A Multi-Mode Oscillation Suppression Strategy for Grid-Connected Inverter Systems Based on Amplitude–Phase Reconstruction

Abstract

As the primary interface for integrating renewable energy sources such as wind and solar power into the grid, inverters are prone to inducing sub-/super-synchronous or medium-to-high-frequency oscillations during grid-connected operation under weak grid conditions. Optimizing the control structure of a single wind turbine inverter struggles to address multi-mode resonance issues comprehensively. Therefore, a cooperative control strategy for parallel-coupled inverters is proposed.
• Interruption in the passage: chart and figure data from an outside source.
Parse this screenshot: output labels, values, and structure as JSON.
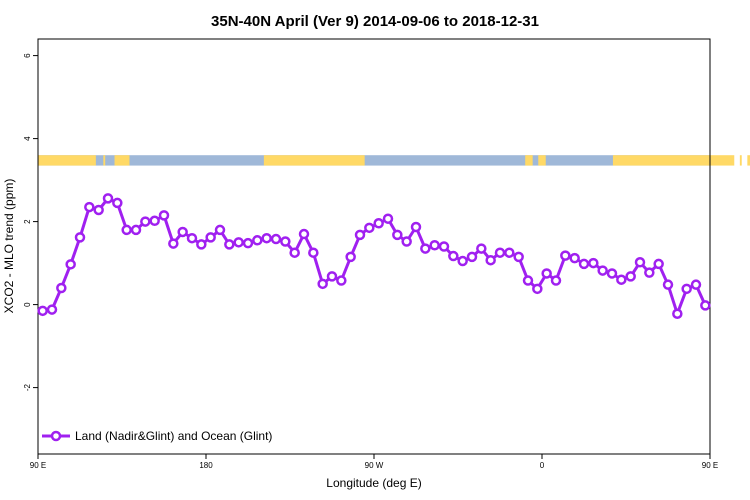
{
  "chart_data": {
    "type": "line",
    "title": "35N-40N April (Ver 9)   2014-09-06 to 2018-12-31",
    "xlabel": "Longitude (deg E)",
    "ylabel": "XCO2 - MLO trend (ppm)",
    "xlim": [
      90,
      450
    ],
    "ylim": [
      -3.6,
      6.4
    ],
    "x_ticks": [
      {
        "value": 90,
        "label": "90 E"
      },
      {
        "value": 180,
        "label": "180"
      },
      {
        "value": 270,
        "label": "90 W"
      },
      {
        "value": 360,
        "label": "0"
      },
      {
        "value": 450,
        "label": "90 E"
      },
      {
        "value": 540,
        "label": "180"
      }
    ],
    "y_ticks": [
      {
        "value": -2,
        "label": "-2"
      },
      {
        "value": 0,
        "label": "0"
      },
      {
        "value": 2,
        "label": "2"
      },
      {
        "value": 4,
        "label": "4"
      },
      {
        "value": 6,
        "label": "6"
      }
    ],
    "legend_position": "bottom-left",
    "colors": {
      "series": "#a020f0",
      "land": "#ffd966",
      "ocean": "#9fb8d8"
    },
    "landmask": {
      "y_range": [
        3.35,
        3.6
      ],
      "land_segments": [
        [
          90,
          121
        ],
        [
          125,
          126
        ],
        [
          131,
          139
        ],
        [
          211,
          265
        ],
        [
          351,
          355
        ],
        [
          358,
          362
        ],
        [
          398,
          463
        ],
        [
          466,
          467
        ],
        [
          470,
          475
        ]
      ]
    },
    "series": [
      {
        "name": "Land (Nadir&Glint) and Ocean (Glint)",
        "x": [
          92.5,
          97.5,
          102.5,
          107.5,
          112.5,
          117.5,
          122.5,
          127.5,
          132.5,
          137.5,
          142.5,
          147.5,
          152.5,
          157.5,
          162.5,
          167.5,
          172.5,
          177.5,
          182.5,
          187.5,
          192.5,
          197.5,
          202.5,
          207.5,
          212.5,
          217.5,
          222.5,
          227.5,
          232.5,
          237.5,
          242.5,
          247.5,
          252.5,
          257.5,
          262.5,
          267.5,
          272.5,
          277.5,
          282.5,
          287.5,
          292.5,
          297.5,
          302.5,
          307.5,
          312.5,
          317.5,
          322.5,
          327.5,
          332.5,
          337.5,
          342.5,
          347.5,
          352.5,
          357.5,
          362.5,
          367.5,
          372.5,
          377.5,
          382.5,
          387.5,
          392.5,
          397.5,
          402.5,
          407.5,
          412.5,
          417.5,
          422.5,
          427.5,
          432.5,
          437.5,
          442.5,
          447.5
        ],
        "y": [
          -0.15,
          -0.12,
          0.4,
          0.97,
          1.62,
          2.35,
          2.28,
          2.56,
          2.45,
          1.8,
          1.8,
          2.0,
          2.02,
          2.15,
          1.47,
          1.75,
          1.6,
          1.45,
          1.62,
          1.8,
          1.45,
          1.5,
          1.48,
          1.55,
          1.6,
          1.58,
          1.52,
          1.25,
          1.7,
          1.25,
          0.5,
          0.68,
          0.58,
          1.15,
          1.68,
          1.85,
          1.96,
          2.07,
          1.68,
          1.52,
          1.87,
          1.35,
          1.43,
          1.4,
          1.17,
          1.05,
          1.15,
          1.35,
          1.07,
          1.25,
          1.25,
          1.15,
          0.58,
          0.38,
          0.75,
          0.58,
          1.18,
          1.12,
          0.98,
          1.0,
          0.82,
          0.75,
          0.6,
          0.68,
          1.02,
          0.77,
          0.98,
          0.48,
          -0.22,
          0.38,
          0.48,
          -0.02
        ]
      }
    ]
  }
}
First, a frequency-domain impedance reconstruction method for parallel wind turbines is proposed based on the phase-neutralizing characteristics and damping variation patterns of parallel-coupled impedances. Second, the damping characteristics of inverters are enhanced through the design of an additional damping controller, while the phase-frequency characteristics of wind turbines are improved using active damping based on notch filters. Finally, simulation models based on 2.5 MW permanent magnet synchronous generator (PMSG) units validate the effectiveness of the control strategy. Research results demonstrate that this cooperative control strategy effectively suppresses sub-/super-synchronous and medium-to-high-frequency oscillations: In the 0~300 Hz key oscillation band, the amplitude suppression rate of oscillating current reaches ≥60%, the total harmonic distortion (THD) of the 5th harmonic at the grid connection point decreases from 4.465% to 3.518%.